Take a Seat, I’ll do the Dishes

On nights like tonight, I relish at the fact that my back hurts from standing over my small kitchen sink for nearly an hour doing dishes.

Just hours before this I was hustling around at the grocery store grabbing oranges and rambutan, peppers and tomatoes, chicken and limes–a perfect plan in place for making taco/burrito bowls with the 19 people who would soon fill my small home. With a cake in the oven and meal prep underway, I stood on my feet for hours in the kitchen loving the process of cutting the chicken, the fruits and the veggies, all in preparation for a beautiful night with friends.

With forty minutes to spare, I hopped on my motorbike to go get rice to complete the meal. A simple task that took far too long to communicate in my broken Thai and still had me returning with eight orders of egg fried rice with veggies instead of the white rice I was sure I’d asked for.

Nervous there still might not be enough to go around, I threw on a pot of pasta to boil and stood back laughing to myself as I stared at the hodge podge meal in front of me. Pasta, burrito bowls, fruits, fried rice–an eclectic meal to say the least. Yet all of that soon fell by the wayside as the door opened and the living room began to fill with babies and mamas, smiles and laughter, sisters and friends.

Nights like tonight, I can’t help but think “take a seat, I’ll do the dishes.”

At the end of the night, I’ll smile at the fact that grains of fried rice will be under the coffee table.

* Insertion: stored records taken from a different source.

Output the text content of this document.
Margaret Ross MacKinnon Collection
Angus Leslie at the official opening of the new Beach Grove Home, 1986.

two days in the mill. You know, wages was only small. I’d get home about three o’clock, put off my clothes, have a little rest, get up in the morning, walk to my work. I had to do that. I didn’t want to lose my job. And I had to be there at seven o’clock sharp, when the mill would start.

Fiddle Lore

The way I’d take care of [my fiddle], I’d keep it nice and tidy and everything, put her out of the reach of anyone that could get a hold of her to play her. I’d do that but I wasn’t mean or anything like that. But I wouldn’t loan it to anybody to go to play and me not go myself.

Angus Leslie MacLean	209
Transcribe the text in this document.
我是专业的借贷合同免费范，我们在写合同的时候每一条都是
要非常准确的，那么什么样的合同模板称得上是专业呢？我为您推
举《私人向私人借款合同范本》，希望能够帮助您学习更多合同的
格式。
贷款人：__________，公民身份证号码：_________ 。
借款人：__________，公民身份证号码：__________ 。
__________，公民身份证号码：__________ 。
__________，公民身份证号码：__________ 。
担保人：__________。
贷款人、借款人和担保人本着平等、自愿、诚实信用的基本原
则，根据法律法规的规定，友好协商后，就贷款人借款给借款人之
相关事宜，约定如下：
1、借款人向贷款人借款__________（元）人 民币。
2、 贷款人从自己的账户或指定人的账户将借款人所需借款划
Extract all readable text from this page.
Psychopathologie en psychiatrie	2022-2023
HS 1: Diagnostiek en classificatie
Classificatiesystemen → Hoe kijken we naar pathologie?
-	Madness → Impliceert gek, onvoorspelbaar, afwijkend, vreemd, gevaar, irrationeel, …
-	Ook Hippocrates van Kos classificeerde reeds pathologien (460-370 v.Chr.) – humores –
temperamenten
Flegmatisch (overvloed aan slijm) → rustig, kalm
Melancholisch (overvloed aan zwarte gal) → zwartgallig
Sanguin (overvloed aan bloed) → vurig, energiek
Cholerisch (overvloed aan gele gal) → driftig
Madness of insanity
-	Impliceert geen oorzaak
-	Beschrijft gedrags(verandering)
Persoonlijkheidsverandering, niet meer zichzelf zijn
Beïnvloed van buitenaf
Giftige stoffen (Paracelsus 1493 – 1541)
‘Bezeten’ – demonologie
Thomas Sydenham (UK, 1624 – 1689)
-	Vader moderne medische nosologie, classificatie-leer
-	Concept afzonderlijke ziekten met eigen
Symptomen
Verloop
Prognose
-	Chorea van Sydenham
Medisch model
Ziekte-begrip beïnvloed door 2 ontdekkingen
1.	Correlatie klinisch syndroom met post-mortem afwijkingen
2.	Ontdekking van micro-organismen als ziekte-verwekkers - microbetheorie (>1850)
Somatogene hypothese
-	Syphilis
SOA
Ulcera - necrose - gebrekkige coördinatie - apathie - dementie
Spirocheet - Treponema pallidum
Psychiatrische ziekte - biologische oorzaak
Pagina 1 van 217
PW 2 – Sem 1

I’ll laugh at the thought of all the different spills we mopped up with whatever towels we could find. I’ll close my eyes later as my head hits the pillow and give thanks for the laughter that filled the house, the squeals and cries, the hugs hello and goodbye. And I’ll be thankful for the pain in my back from washing what feels like every dish I own–deeply, deeply thankful for what each one represents.

On a Thursday night like tonight, I find myself deeply grateful for the collection of shoes that filled my front porch for two hours. Each pair representing a different woman, a different child, a different walk of life. We are a community who come from so many different places. At almost no point can someone speak and everyone else in the room understand without translation. We are a community of different languages, different religions, and different experiences. And for each of these things, I am deeply, deeply grateful. Because on nights like this, those differences aren’t barriers to be torn down. They’re beautiful reminders of how a family can form. They’re reminders of the beautiful gift this community of women truly is.

So take a seat. Come in and crowd around my small table. Pile too close to one another on the couch. Fill up the floor with toys and dishes and bodies till there is hardly a space for us to place our feet. And at the close of the night, I’ll do the dishes–thankful for the time spent with family and friends.